Bien entendu, plusieurs lecteurs sont scandalisés par cette image en raison des condamnations de l’homosexualité que l’on trouve dans la Bible. Par exemple, Lévitique 20,13 dit : «Quand un homme couche avec un homme […], ils seront mis à mort, leur sang retombe sur eux.» Ces versets de condamnation ont en commun d’être particulièrement violents. Je fais remarquer qu’aucun pasteur, aucune paroisse ni aucune communauté évangélique ne les applique à la lettre en Suisse romande actuellement. Les chrétiens devraient-ils tuer les homosexuels par la lapidation ou par le feu, parce que la Bible le commande? Tous, nous désobéissons à la Loi en vertu de l’Evangile. 

Ces versets de condamnation de l’Ancien et du Nouveau Testament font partie de ces passages de la Bible qui ne reflètent pas l’esprit de l’Evangile, mais celui de la Loi. Or, tant la prédication de Jésus que celle de Paul nous enseignent que personne ne peut être sauvé par la Loi, qui condamne les pécheurs que nous sommes tous.
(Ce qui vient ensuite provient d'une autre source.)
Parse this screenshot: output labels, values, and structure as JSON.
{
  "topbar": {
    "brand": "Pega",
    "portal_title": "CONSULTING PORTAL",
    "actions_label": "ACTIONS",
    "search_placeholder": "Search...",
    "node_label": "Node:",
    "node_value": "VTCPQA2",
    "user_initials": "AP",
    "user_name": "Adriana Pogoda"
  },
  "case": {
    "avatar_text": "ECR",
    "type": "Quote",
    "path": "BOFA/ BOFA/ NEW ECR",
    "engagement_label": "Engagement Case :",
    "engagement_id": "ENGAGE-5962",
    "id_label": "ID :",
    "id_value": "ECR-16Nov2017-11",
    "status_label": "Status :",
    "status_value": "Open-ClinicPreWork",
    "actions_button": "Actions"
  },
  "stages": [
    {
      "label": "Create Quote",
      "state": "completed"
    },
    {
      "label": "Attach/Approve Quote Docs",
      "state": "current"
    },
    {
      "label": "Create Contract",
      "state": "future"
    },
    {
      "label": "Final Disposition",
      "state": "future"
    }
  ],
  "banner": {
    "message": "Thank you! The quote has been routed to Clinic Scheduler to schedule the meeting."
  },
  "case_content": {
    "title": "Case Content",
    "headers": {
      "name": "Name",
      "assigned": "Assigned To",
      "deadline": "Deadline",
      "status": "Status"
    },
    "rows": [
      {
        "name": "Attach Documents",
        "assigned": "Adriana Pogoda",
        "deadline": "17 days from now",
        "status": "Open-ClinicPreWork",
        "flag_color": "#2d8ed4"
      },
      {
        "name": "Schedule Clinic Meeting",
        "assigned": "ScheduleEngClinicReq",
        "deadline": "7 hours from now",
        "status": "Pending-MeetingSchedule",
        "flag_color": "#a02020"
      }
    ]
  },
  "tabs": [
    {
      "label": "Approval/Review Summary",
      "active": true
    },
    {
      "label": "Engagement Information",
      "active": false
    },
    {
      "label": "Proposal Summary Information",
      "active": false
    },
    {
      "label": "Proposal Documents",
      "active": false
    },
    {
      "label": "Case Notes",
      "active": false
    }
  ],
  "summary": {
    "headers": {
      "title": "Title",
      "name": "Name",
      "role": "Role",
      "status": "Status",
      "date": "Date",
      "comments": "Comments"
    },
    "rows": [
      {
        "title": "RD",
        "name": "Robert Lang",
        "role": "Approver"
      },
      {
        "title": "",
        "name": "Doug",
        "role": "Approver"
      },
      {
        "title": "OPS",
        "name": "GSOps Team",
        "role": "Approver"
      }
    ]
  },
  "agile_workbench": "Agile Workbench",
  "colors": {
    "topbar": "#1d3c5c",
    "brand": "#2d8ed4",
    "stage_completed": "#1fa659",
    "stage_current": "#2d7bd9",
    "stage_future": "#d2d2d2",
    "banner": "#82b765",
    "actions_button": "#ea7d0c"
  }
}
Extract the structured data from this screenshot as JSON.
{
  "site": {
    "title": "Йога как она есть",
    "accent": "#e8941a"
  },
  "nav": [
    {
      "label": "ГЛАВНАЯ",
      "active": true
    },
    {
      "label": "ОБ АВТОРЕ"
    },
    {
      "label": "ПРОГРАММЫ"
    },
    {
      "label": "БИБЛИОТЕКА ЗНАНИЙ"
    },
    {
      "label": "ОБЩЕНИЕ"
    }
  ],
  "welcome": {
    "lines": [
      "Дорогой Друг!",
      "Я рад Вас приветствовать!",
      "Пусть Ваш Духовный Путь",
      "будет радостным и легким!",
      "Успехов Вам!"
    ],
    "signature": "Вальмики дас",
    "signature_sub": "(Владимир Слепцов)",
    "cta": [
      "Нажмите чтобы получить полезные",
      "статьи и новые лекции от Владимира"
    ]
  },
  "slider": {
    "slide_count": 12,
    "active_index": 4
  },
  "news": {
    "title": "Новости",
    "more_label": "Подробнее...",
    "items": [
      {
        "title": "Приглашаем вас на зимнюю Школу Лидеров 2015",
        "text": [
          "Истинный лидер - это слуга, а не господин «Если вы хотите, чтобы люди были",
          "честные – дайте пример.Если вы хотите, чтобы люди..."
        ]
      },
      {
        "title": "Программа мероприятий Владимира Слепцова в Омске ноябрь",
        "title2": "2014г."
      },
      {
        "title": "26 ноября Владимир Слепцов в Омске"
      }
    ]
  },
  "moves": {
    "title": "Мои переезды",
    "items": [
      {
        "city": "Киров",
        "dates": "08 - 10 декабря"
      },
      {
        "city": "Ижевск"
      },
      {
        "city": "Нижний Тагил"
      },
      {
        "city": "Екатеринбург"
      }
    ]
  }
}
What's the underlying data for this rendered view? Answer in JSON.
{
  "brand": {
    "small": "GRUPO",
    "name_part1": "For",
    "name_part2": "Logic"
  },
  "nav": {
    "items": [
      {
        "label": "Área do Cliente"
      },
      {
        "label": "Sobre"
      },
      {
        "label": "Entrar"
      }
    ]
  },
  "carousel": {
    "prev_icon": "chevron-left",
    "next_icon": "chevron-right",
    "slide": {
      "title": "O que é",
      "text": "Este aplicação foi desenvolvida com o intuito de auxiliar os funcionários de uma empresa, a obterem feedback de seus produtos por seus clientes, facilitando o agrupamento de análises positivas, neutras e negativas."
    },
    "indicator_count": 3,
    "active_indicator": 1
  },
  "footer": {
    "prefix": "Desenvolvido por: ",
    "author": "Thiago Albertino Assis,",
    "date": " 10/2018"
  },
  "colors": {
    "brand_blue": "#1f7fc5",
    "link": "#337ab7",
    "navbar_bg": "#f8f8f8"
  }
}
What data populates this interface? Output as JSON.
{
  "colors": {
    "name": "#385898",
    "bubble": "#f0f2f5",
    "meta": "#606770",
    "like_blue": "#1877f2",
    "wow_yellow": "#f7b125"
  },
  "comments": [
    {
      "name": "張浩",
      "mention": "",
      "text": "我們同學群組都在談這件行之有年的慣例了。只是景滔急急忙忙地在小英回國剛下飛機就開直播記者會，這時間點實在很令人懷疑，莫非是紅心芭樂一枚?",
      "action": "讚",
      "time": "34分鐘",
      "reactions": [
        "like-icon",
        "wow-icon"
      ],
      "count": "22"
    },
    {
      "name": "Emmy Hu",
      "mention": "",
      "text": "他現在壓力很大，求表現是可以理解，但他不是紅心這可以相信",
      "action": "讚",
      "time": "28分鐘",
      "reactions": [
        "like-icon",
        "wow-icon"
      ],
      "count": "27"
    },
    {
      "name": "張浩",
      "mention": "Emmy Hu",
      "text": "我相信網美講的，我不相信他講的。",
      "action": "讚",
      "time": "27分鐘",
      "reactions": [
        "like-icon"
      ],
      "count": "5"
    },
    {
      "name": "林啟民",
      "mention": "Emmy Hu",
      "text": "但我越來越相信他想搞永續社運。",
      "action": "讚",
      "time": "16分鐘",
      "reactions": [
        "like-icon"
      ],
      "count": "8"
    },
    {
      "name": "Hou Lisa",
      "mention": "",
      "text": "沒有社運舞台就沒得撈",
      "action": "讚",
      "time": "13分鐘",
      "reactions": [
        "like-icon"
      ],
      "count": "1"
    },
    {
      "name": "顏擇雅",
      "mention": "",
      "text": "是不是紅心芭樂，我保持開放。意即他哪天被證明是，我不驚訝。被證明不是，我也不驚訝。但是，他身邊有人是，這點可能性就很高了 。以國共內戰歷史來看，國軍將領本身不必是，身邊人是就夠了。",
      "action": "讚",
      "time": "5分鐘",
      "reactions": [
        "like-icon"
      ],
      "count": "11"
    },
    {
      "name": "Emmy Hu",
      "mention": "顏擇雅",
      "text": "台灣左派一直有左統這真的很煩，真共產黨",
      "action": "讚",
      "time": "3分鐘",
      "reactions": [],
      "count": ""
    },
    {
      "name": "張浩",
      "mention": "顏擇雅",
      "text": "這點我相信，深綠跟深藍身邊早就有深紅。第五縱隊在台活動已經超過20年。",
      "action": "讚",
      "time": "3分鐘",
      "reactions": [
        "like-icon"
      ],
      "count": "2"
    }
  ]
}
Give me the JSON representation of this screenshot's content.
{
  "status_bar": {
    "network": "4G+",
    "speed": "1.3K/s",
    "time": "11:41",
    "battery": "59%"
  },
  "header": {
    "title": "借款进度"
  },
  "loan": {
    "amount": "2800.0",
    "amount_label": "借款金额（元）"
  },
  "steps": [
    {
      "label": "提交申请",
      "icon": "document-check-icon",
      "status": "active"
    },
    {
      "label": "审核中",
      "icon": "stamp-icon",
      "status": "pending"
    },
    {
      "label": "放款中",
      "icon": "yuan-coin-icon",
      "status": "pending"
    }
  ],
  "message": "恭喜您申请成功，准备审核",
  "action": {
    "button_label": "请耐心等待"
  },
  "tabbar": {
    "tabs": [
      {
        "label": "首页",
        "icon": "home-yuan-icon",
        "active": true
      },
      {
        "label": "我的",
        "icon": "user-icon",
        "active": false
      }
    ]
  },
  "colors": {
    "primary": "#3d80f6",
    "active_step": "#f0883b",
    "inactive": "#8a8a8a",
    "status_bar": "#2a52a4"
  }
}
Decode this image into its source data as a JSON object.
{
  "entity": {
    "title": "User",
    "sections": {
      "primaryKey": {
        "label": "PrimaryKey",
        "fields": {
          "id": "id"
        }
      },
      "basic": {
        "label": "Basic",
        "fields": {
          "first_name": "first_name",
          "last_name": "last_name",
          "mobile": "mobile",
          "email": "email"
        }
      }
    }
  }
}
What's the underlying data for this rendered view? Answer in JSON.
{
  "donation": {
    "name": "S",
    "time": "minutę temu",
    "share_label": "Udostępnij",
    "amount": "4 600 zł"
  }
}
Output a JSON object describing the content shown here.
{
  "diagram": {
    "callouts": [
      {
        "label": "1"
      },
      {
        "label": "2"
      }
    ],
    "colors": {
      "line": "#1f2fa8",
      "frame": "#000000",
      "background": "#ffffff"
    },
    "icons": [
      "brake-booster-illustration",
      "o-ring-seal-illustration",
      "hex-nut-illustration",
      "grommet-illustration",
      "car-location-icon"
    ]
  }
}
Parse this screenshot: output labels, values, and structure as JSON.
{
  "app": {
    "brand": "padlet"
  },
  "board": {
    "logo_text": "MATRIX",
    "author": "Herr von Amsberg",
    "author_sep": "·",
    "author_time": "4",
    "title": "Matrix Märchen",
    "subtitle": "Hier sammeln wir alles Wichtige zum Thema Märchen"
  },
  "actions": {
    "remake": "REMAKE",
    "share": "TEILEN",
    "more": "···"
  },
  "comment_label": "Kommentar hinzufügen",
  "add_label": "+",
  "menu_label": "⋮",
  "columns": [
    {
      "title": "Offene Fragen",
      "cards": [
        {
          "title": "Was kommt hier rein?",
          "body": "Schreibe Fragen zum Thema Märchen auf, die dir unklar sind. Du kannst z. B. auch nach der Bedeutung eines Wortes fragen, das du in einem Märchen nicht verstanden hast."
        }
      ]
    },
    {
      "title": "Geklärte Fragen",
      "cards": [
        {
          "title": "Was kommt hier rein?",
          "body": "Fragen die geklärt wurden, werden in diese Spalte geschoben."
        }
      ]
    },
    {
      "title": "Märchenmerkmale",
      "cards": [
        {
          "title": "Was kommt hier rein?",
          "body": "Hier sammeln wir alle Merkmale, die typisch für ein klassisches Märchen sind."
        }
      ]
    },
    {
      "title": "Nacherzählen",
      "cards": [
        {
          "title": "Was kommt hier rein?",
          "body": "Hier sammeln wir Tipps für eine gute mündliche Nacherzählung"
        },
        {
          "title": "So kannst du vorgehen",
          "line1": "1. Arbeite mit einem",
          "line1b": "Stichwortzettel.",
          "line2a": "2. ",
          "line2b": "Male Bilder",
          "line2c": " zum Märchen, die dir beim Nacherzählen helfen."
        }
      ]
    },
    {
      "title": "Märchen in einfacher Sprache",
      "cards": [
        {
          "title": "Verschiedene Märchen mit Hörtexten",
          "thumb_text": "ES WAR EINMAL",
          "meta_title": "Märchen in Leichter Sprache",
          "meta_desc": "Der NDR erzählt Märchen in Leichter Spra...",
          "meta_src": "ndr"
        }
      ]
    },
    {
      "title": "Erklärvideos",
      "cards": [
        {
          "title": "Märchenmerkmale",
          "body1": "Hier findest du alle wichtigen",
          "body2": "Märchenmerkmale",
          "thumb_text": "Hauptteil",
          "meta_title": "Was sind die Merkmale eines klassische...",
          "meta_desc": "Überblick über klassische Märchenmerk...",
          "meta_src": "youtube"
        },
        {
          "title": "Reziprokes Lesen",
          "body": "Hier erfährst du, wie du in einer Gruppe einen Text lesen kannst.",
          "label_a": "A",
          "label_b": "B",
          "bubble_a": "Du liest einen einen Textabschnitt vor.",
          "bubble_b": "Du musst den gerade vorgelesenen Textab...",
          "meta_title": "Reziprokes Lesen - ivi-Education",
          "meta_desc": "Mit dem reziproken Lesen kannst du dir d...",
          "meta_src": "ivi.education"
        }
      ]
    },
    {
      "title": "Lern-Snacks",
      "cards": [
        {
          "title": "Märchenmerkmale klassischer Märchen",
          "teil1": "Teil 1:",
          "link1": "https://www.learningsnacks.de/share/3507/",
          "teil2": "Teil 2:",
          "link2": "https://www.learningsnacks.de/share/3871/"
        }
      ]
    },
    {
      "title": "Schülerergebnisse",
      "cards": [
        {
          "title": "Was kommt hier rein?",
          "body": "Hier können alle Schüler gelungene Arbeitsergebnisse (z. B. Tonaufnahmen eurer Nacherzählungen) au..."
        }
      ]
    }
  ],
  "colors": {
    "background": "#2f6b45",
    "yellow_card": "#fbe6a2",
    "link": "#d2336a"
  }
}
Ces versets ne sont donc applicables à aucun croyant, ni homo ni hétérosexuel, parce que le Christ Jésus les a surmontés par l’Esprit de la grâce et de la foi. C’est dans cet esprit que nous devons marcher, dans l’amour et la paix, en n’ayant pas trop de prétention jusqu’à juger notre prochain LGBTI, qui est fait du même «bois» que nous.

Epilogue : le chemin vers la liberté

La défense des droits des LGBTI et l’apprentissage de leur respect font partie du chemin de l’humanité vers la liberté. Sur toute la planète, les individus sont appelés à construire leur identité sexuelle librement face aux préjugés et aux mépris sociaux. La stabilité de la famille, cadre de la vie affective dans toutes les cultures, n’est pas incompatible avec les orientations sexuelles minoritaires. Dans ce combat pour la liberté, nous sommes appelés à persévérer quelles que soient les résistances. En effet, selon le christianisme, la liberté est le plus haut degré de l’évolution de l’homme en Dieu : «Là où est l’Esprit du Seigneur, là est la liberté» (L’apôtre Paul, 2 Cor 3,17).